Sometimes we are seeing the route being dropped and other times, the route is there but packet is being dropped.
We looked at the pcap and NFD logs but everything looks normal. We tried both TCP and UDP tunnels and the same problem occurs.
This is reproducible every time we run the commands.
Image: cbmckni/ndn-tools:latest
/usr/local/bin/nfd -c /workspace/ndn/nfd.conf > /workspace/ndn/debug.log 2>&1
nfdc face create tcp4://atmos-csu.research-lan.colostate.edu | tee -a /logs/ndn-debug.log
nfdc route add /BIOLOGY tcp4://atmos-csu.research-lan.colostate.edu | tee -a /logs/ndn-debug.log
ndncatchunks -v /BIOLOGY/SRA/9605/9606/NaN/RNA-Seq/ILLUMINA/TRANSCRIPTOMIC/PAIRED/Kidney/PRJNA359795/SRP095950/SRX2458154/SRR5139395/SRR5139395_1 |& tee -a /logs/ndn-debug.log
# failed after ~50 segments, route/face removed for some reason
ndncatchunks -v /BIOLOGY/SRA/9605/9606/NaN/RNA-Seq/ILLUMINA/TRANSCRIPTOMIC/PAIRED/Kidney/PRJNA359795/SRP095950/SRX2458154/SRR5139395/SRR5139395_1 |& tee -a /logs/ndn-debug.log
# failed immediately, no route
nfdc face create tcp4://atmos-csu.research-lan.colostate.edu | tee -a /logs/ndn-debug.log
nfdc route add /BIOLOGY tcp4://atmos-csu.research-lan.colostate.edu | tee -a /logs/ndn-debug.log
ndncatchunks -v /BIOLOGY/SRA/9605/9606/NaN/RNA-Seq/ILLUMINA/TRANSCRIPTOMIC/PAIRED/Kidney/PRJNA359795/SRP095950/SRX2458154/SRR5139395/SRR5139395_1 |& tee -a /logs/ndn-debug.log
# failed after ~50 segments, but route/face not removed this time
ndncatchunks -v /BIOLOGY/SRA/9605/9606/NaN/RNA-Seq/ILLUMINA/TRANSCRIPTOMIC/PAIRED/Kidney/PRJNA359795/SRP095950/SRX2458154/SRR5139395/SRR5139395_1 |& tee -a /logs/ndn-debug.log
# failed immediately, timeout
Files
Updated by Junxiao Shi over 4 years ago
- File 20200613.pcap 20200613.pcap added
I tried the published container and couldn't reproduce the bug.
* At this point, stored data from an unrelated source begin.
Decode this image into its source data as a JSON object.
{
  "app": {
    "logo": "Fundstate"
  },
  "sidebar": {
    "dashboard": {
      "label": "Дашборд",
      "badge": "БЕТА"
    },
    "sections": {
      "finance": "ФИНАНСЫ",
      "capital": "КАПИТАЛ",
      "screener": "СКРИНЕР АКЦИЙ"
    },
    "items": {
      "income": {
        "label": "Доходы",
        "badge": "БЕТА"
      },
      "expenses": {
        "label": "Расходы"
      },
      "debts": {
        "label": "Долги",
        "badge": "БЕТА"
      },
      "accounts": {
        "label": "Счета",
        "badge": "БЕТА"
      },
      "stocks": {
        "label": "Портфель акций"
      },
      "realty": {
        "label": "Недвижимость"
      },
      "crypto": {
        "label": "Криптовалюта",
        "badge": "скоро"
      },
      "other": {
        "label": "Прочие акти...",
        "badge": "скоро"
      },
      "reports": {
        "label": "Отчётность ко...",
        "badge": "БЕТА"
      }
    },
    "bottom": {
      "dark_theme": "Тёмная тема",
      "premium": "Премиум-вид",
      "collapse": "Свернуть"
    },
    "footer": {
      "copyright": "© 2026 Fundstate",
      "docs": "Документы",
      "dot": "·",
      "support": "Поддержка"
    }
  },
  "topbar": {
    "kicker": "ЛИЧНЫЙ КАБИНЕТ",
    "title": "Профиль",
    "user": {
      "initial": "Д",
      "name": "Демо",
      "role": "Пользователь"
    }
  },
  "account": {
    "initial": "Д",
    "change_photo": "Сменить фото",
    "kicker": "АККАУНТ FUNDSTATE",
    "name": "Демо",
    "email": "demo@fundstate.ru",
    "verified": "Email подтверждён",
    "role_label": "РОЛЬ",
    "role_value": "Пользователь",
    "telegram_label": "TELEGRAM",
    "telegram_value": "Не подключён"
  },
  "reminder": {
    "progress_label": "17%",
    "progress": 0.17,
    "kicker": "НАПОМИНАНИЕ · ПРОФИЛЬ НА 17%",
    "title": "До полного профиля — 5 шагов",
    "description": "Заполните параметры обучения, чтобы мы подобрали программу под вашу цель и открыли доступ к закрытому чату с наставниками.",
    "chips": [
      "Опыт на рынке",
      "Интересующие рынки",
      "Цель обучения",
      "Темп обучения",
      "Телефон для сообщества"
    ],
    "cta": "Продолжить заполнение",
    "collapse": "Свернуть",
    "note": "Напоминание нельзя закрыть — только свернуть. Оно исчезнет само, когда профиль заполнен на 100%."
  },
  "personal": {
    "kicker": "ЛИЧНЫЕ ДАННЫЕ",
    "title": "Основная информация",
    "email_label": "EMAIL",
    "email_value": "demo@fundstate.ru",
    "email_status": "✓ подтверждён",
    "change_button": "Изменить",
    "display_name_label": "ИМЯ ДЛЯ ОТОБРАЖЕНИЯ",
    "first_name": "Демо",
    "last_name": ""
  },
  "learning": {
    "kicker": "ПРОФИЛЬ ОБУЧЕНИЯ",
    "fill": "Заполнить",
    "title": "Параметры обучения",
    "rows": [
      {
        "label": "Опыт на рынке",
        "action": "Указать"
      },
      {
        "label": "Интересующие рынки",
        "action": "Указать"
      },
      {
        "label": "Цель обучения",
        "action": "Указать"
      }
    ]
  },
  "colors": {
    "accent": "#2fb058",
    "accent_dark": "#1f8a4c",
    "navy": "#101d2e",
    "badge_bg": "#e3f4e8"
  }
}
It seems that the Data packet is missing on the server, so that the server responds with Nack.
tcpdump is attached.
Updated by susmit shannigrahi over 4 years ago
It seems that the Data packet is missing on the server, so that the server responds with Nack.
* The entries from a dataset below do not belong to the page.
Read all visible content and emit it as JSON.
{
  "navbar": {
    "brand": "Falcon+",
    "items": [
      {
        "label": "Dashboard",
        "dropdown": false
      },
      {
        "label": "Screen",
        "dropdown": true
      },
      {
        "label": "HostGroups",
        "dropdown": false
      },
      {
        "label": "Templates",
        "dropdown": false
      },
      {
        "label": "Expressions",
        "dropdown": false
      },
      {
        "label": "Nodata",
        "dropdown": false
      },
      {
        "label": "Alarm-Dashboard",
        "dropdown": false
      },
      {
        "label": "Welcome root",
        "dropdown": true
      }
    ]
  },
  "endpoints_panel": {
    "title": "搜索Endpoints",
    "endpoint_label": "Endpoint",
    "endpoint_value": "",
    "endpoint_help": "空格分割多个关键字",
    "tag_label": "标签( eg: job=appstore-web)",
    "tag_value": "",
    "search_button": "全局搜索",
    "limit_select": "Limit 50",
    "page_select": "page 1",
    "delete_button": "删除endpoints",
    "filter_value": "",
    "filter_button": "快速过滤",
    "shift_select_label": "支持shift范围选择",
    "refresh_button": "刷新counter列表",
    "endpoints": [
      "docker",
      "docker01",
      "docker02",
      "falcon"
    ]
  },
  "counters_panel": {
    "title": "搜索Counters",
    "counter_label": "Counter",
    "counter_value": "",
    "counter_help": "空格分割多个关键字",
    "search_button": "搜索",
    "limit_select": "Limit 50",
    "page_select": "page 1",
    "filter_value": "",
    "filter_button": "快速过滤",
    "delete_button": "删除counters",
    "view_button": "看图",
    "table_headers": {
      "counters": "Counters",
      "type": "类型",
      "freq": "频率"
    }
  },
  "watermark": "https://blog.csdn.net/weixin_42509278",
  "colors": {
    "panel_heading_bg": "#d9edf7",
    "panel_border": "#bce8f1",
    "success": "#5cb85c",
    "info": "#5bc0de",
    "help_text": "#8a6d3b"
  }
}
So I verified there is no packet missing. If we pull with a simple pipeline (-s 5), it completes. This has something to do with rate control.
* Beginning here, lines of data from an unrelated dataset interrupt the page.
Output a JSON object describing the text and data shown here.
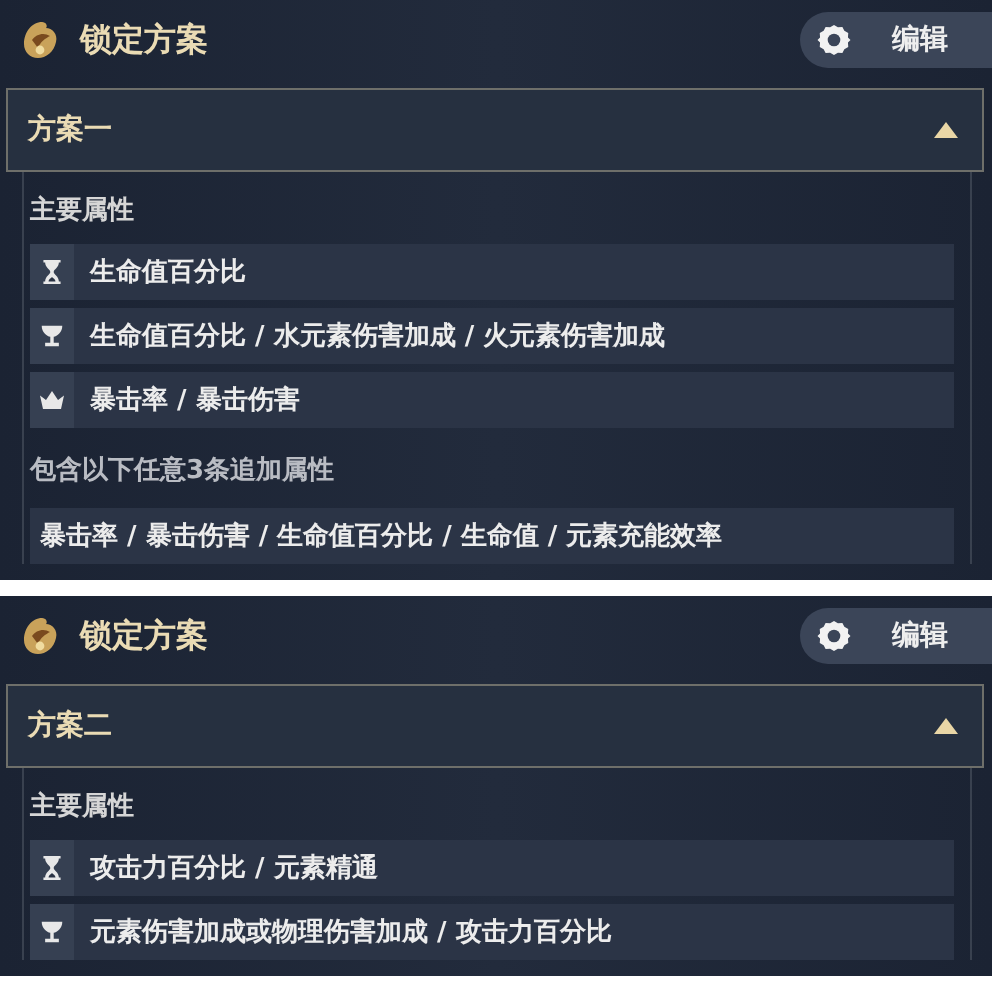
{
  "panels": [
    {
      "title": "锁定方案",
      "edit_label": "编辑",
      "scheme": {
        "name": "方案一",
        "expanded": true
      },
      "main_label": "主要属性",
      "main_stats": [
        {
          "kind": "sands",
          "text": "生命值百分比"
        },
        {
          "kind": "goblet",
          "text": "生命值百分比 / 水元素伤害加成 / 火元素伤害加成"
        },
        {
          "kind": "circlet",
          "text": "暴击率 / 暴击伤害"
        }
      ],
      "extra_label": "包含以下任意3条追加属性",
      "extra_stats": [
        "暴击率 / 暴击伤害 / 生命值百分比 / 生命值 / 元素充能效率"
      ]
    },
    {
      "title": "锁定方案",
      "edit_label": "编辑",
      "scheme": {
        "name": "方案二",
        "expanded": true
      },
      "main_label": "主要属性",
      "main_stats": [
        {
          "kind": "sands",
          "text": "攻击力百分比 / 元素精通"
        },
        {
          "kind": "goblet",
          "text": "元素伤害加成或物理伤害加成 / 攻击力百分比"
        }
      ]
    }
  ]
}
ndnping fails if we push it too hard (1ms interval). Once it fails, nfd needs to be restarted.
Please find the logs - I do see link layer congestion markings.
Updated by susmit shannigrahi over 4 years ago
- File nfd.log nfd.log added
- File debug.pcap debug.pcap added
- File ndn.log ndn.log added
Succesful logs.
Updated by susmit shannigrahi over 4 years ago
- File nfd.log nfd.log added
- File debug.pcap debug.pcap added
- File ndn.log ndn.log added
Failed logs - client side.
Updated by susmit shannigrahi over 4 years ago
- File server-side-nfd.log server-side-nfd.log added
NDN log server side - pcap is too large. I can host it somewhere if needed.
1592253354.344069 DEBUG: [nfd.GenericLinkService] [id=301,local=tcp4://129.82.175.10:6363,remote=tcp4://209.129.248.194:41640] Send queue length dropped below congestion threshold
1592253502.193208 DEBUG: [nfd.GenericLinkService] [id=301,local=tcp4://129.82.175.10:6363,remote=tcp4://209.129.248.194:41640] Send queue length dropped below congestion threshold
1592253510.434830 DEBUG: [nfd.GenericLinkService] [id=301,local=tcp4://129.82.175.10:6363,remote=tcp4://209.129.248.194:41640] Send queue length dropped below congestion threshold
1592253510.476897 DEBUG: [nfd.GenericLinkService] [id=301,local=tcp4://129.82.175.10:6363,remote=tcp4://209.129.248.194:41640] Send queue length dropped below congestion threshold
Updated by Davide Pesavento over 4 years ago
- Subject changed from Timeout/packet loss on docker to Timeout/packet loss on docker
- Status changed from New to Rejected
Based on the June 11th discussion on Slack, this seems to be a problem with the underlying network infrastructure, either hardware of software. Closing.